You can serve this dish the traditional way, with whole wheat or gluten-free spaghetti. Or for even more nutritional bang for your buck, serve it with zoodles (courgettes/zucchini spiralized) or quinoa. Whatever your preference, these are SO delicious!
Serves approx. 6 (in our house it serves 2 adults, 2 kids with leftovers for 2 the next day)
1 bunch of fresh basil
1 onion, finely diced
2 cloves garlic, finely sliced
1 kg ripe tomatoes, or 2 x 400g tins of chopped tomatoes
1 tablespoon red wine or balsamic vinegar
Olive oil to cook in
Turkey and Sage Meatballs
1 small rasher short cut bacon, finely diced
1 red onion, finely diced
1 clove garlic, crushed
1 cup baby spinach, finely chopped
1 large carrot, grated
500g turkey mince
½ cup almond meal (substitute with breadcrumbs for nut-free)
1 free-range or organic egg
2 tablespoons of chopped fresh sage or 1 tablespoon dried sage
Good pinch sea salt and ground black pepper
Start with the tomato sauce:
- Pick the basil leaves from the stalks, finely chop the stalks and set aside the basil leaves which you can also roughly chop or tear.

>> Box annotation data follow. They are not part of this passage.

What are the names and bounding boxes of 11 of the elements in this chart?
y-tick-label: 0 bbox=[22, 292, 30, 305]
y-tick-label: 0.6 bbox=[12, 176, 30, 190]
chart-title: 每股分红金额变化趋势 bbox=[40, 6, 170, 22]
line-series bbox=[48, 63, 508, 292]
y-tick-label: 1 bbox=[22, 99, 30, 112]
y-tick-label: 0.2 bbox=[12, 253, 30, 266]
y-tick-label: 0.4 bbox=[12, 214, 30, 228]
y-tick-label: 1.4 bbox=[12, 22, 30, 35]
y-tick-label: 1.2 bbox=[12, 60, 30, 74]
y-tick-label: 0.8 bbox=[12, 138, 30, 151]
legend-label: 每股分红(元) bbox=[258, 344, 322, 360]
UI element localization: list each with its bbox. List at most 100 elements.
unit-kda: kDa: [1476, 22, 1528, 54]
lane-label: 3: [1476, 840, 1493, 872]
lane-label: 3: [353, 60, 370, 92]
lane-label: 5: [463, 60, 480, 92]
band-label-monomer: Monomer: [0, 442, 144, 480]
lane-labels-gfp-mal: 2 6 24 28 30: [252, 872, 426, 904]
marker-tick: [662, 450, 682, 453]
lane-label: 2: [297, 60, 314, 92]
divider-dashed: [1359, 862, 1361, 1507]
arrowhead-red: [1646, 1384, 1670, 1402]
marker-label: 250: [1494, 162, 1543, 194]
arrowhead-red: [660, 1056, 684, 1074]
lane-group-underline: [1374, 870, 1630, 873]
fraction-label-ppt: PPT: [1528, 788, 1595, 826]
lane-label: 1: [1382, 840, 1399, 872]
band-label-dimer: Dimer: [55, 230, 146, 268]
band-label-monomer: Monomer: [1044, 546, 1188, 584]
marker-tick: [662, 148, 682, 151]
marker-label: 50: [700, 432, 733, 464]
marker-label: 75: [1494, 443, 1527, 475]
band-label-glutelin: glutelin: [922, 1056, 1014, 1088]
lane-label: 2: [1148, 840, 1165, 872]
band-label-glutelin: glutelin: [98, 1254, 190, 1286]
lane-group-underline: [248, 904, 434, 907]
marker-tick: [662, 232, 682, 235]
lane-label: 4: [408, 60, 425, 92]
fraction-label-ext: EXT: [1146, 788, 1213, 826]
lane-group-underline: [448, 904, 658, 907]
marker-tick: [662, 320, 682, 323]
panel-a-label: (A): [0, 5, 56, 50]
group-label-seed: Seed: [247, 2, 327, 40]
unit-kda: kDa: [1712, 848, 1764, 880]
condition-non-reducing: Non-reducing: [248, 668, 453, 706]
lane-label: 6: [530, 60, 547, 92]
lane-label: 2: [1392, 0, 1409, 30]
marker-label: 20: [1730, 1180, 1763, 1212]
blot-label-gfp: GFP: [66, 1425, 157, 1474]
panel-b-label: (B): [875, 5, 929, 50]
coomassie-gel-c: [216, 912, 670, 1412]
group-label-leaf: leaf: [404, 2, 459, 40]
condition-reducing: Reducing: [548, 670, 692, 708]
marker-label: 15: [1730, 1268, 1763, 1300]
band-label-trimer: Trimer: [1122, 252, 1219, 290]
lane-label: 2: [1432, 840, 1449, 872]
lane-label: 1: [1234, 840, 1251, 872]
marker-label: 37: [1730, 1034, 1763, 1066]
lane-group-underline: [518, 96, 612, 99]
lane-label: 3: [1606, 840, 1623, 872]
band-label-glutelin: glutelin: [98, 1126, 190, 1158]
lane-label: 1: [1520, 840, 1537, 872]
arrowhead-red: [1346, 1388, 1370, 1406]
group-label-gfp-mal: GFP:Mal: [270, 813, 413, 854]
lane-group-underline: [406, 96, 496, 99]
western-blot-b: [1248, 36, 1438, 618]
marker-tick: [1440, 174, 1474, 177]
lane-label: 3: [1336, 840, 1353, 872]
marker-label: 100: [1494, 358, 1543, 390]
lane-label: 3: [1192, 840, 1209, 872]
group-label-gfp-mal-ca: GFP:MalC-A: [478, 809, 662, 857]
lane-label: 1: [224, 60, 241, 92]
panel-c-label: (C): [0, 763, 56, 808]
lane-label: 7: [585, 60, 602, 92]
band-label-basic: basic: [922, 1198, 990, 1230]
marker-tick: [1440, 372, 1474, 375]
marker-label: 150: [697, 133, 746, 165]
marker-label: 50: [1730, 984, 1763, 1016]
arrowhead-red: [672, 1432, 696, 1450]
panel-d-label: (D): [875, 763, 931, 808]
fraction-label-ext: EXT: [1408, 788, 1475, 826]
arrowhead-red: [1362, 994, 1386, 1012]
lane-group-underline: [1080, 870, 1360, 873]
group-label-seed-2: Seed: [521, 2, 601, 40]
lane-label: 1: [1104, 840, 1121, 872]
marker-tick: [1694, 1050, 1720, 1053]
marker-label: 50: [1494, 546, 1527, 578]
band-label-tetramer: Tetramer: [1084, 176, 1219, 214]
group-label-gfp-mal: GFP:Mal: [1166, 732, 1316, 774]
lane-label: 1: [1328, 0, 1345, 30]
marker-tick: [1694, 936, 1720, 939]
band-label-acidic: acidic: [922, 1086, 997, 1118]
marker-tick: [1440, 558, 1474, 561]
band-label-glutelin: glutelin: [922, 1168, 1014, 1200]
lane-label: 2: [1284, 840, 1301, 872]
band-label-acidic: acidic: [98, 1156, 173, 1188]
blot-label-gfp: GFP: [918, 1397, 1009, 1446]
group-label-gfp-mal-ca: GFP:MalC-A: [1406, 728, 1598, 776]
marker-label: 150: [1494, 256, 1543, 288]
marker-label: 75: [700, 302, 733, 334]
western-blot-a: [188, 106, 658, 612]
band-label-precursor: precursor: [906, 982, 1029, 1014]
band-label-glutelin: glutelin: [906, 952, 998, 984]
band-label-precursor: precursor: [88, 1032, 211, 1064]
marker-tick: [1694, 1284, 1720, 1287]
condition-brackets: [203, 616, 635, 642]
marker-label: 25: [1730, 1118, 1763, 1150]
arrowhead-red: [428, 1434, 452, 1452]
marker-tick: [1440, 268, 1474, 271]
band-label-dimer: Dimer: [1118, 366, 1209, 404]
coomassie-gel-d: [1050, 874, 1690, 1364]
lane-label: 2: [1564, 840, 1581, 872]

- Peel and finely slice the onion and garlic. If using fresh, cut the tomatoes in half, then roughly chop them or carefully open the tins of tomatoes.
- Put a saucepan on a medium heat and add 1 tablespoon of olive oil and the onion, then cook for around 7 minutes, or until soft and lightly golden.
- Stir in the garlic and basil stalks for a few minutes, then add the fresh or tinned tomatoes and the vinegar.
- Season with a tiny pinch of salt and pepper, then continue to simmer for around 15-20 minutes, stirring occasionally.
- Once cooked, remove from the heat and stir in the basil leaves (reserving a few to garnish).
Prepare the meatballs:
- Prepare (chop or grate) your bacon, onion, garlic, spinach and carrot (by hand or in a food processor)
- Place in a large mixing bowl with the turkey mince, almond meal, egg, sage and seasoning.
- Wash your hands well and squeeze the mixture to combine all of the meatball ingredients.
- Roll it into approx. golf ball sized meatballs and set aside until ready to cook.
- To cook, place a little olive oil in a large non-stick or cast iron pan and heat over a medium-high heat. Cook the meatballs for about 5 minutes or until brown, turning to cook on both sides.
- Once the meatballs are almost cooked, pour over the tomato sauce and let simmer for 5 minutes or until the meatballs are cooked firm.
- With the reserved basil leaves and finely grated Parmesan cheese (or nutritional yeast for dairy-free).
- With al dente whole wheat or gluten-free pasta, zoodles or quinoa.
- I also serve with a simple green salad.